How the Zebrafish Gets its Stripes (or Spots)
Simulating how cells form patterns.
Normal zebrafish have stripes, but mutant forms may display spots, blotches, or labyrinthine patterns. It’s a scenario that Rudyard Kipling might turn into a wonderful “just-so” story. But a more scientific explanation comes from a new computer model that can replicate the diverse ways that pigmented cells organize themselves on zebrafish skin. The results may help scientists gain a better understanding of development in general, helping explain how myriads of cells turn into tissues, organs, and entire organisms.

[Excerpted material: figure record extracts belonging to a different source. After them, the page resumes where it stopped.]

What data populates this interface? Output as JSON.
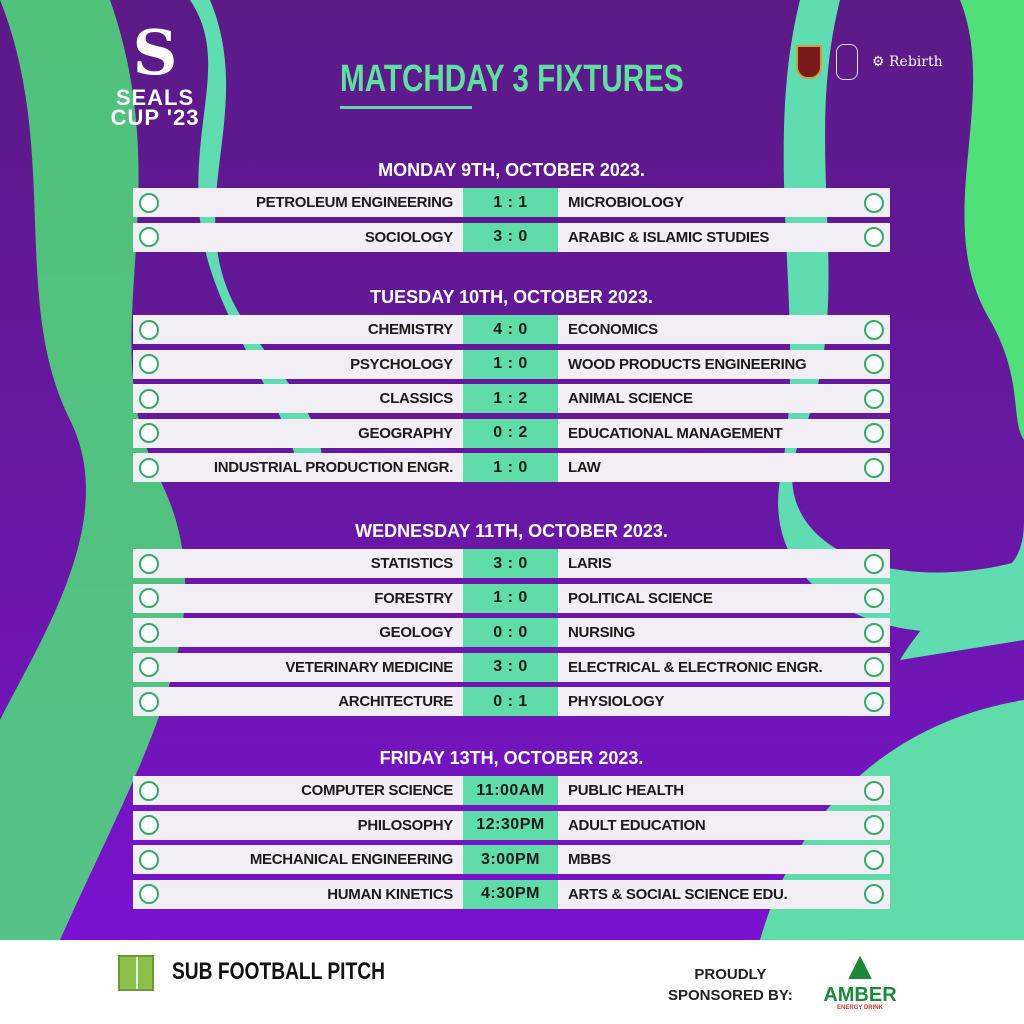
{
  "brand": {
    "logo_letter": "S",
    "logo_line1": "SEALS",
    "logo_line2": "CUP '23"
  },
  "title": "MATCHDAY 3 FIXTURES",
  "partners": {
    "team_label": "Rebirth"
  },
  "colors": {
    "background": "#5b1a86",
    "accent_green": "#5fdca8",
    "row_bg": "#f1eef6"
  },
  "days": [
    {
      "label": "MONDAY 9TH, OCTOBER 2023.",
      "matches": [
        {
          "home": "PETROLEUM ENGINEERING",
          "score": "1 : 1",
          "away": "MICROBIOLOGY"
        },
        {
          "home": "SOCIOLOGY",
          "score": "3 : 0",
          "away": "ARABIC & ISLAMIC STUDIES"
        }
      ]
    },
    {
      "label": "TUESDAY 10TH, OCTOBER 2023.",
      "matches": [
        {
          "home": "CHEMISTRY",
          "score": "4 : 0",
          "away": "ECONOMICS"
        },
        {
          "home": "PSYCHOLOGY",
          "score": "1 : 0",
          "away": "WOOD PRODUCTS ENGINEERING"
        },
        {
          "home": "CLASSICS",
          "score": "1 : 2",
          "away": "ANIMAL SCIENCE"
        },
        {
          "home": "GEOGRAPHY",
          "score": "0 : 2",
          "away": "EDUCATIONAL MANAGEMENT"
        },
        {
          "home": "INDUSTRIAL PRODUCTION ENGR.",
          "score": "1 : 0",
          "away": "LAW"
        }
      ]
    },
    {
      "label": "WEDNESDAY 11TH, OCTOBER 2023.",
      "matches": [
        {
          "home": "STATISTICS",
          "score": "3 : 0",
          "away": "LARIS"
        },
        {
          "home": "FORESTRY",
          "score": "1 : 0",
          "away": "POLITICAL SCIENCE"
        },
        {
          "home": "GEOLOGY",
          "score": "0 : 0",
          "away": "NURSING"
        },
        {
          "home": "VETERINARY MEDICINE",
          "score": "3 : 0",
          "away": "ELECTRICAL & ELECTRONIC ENGR."
        },
        {
          "home": "ARCHITECTURE",
          "score": "0 : 1",
          "away": "PHYSIOLOGY"
        }
      ]
    },
    {
      "label": "FRIDAY 13TH, OCTOBER 2023.",
      "matches": [
        {
          "home": "COMPUTER SCIENCE",
          "score": "11:00AM",
          "away": "PUBLIC HEALTH"
        },
        {
          "home": "PHILOSOPHY",
          "score": "12:30PM",
          "away": "ADULT EDUCATION"
        },
        {
          "home": "MECHANICAL ENGINEERING",
          "score": "3:00PM",
          "away": "MBBS"
        },
        {
          "home": "HUMAN KINETICS",
          "score": "4:30PM",
          "away": "ARTS & SOCIAL SCIENCE EDU."
        }
      ]
    }
  ],
  "footer": {
    "venue": "SUB FOOTBALL PITCH",
    "sponsor_line1": "PROUDLY",
    "sponsor_line2": "SPONSORED BY:",
    "sponsor_name": "AMBER",
    "sponsor_tagline": "ENERGY DRINK"
  }
}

“Our aim here is not to build better zebrafish,” says Troy Shinbrot, PhD, who developed the model along with his graduate student, Carlos Caicedo-Carvajal. “We want to understand how tissues and organs develop and how cells migrate, survive, and form the shapes that govern function.” The work was published in Developmental Biology in January 2008.
According to Alan Turing’s theory from the 1950s, pigmented cells arrange themselves into patterns under the guidance of chemical agents. More recent studies of zebrafish stripe formation sug- gest that mechanical interactions between cells—how strongly they push or pull one another—could also play a vital role. To test the latter hypothesis, Shinbrot and Caicedo-Carvajal developed a simplified energy-minimization model of cells of two different colors interacting within a rectangular region.
Using different combinations of values for the forces between like (homotypic) and unlike (heterotypic) cells, the researchers generated a range of possible patterns. “To get stripes, we need both heterotypic attraction and a delicately balanced homotypic repulsion,” says Shinbrot. If these conditions were not met, the simulations showed that spotted, striated, labyrinthine, and other non-striped patterns developed; in particular, when all the inter-cellular forces were attractive, only spots formed. The researchers showed that some of these abnormal patterns resemble those observed on certain mutant zebrafish varieties with defective pigment pathways.
This in silico approach could be applied to a broad range of problems in cellular development, says Shinbrot. The researchers are now using it to help oncologists compare four different patterns of abnormal tissue commonly seen in early breast cancer tumors.
“The authors have done a nice job of showing how you can produce a whole repertoire of patterns simply by tuning the strengths of attractive and repulsive cell interactions,” says Ed Munro, PhD, a computational cell biologist at the University of Washington in Seattle. However, Munro cautions that the results obtained using the authors’ simplified model need further biological validation. “By demonstrating one way in which cells can make patterns, you haven’t shown that’s how embryos do it,” he notes.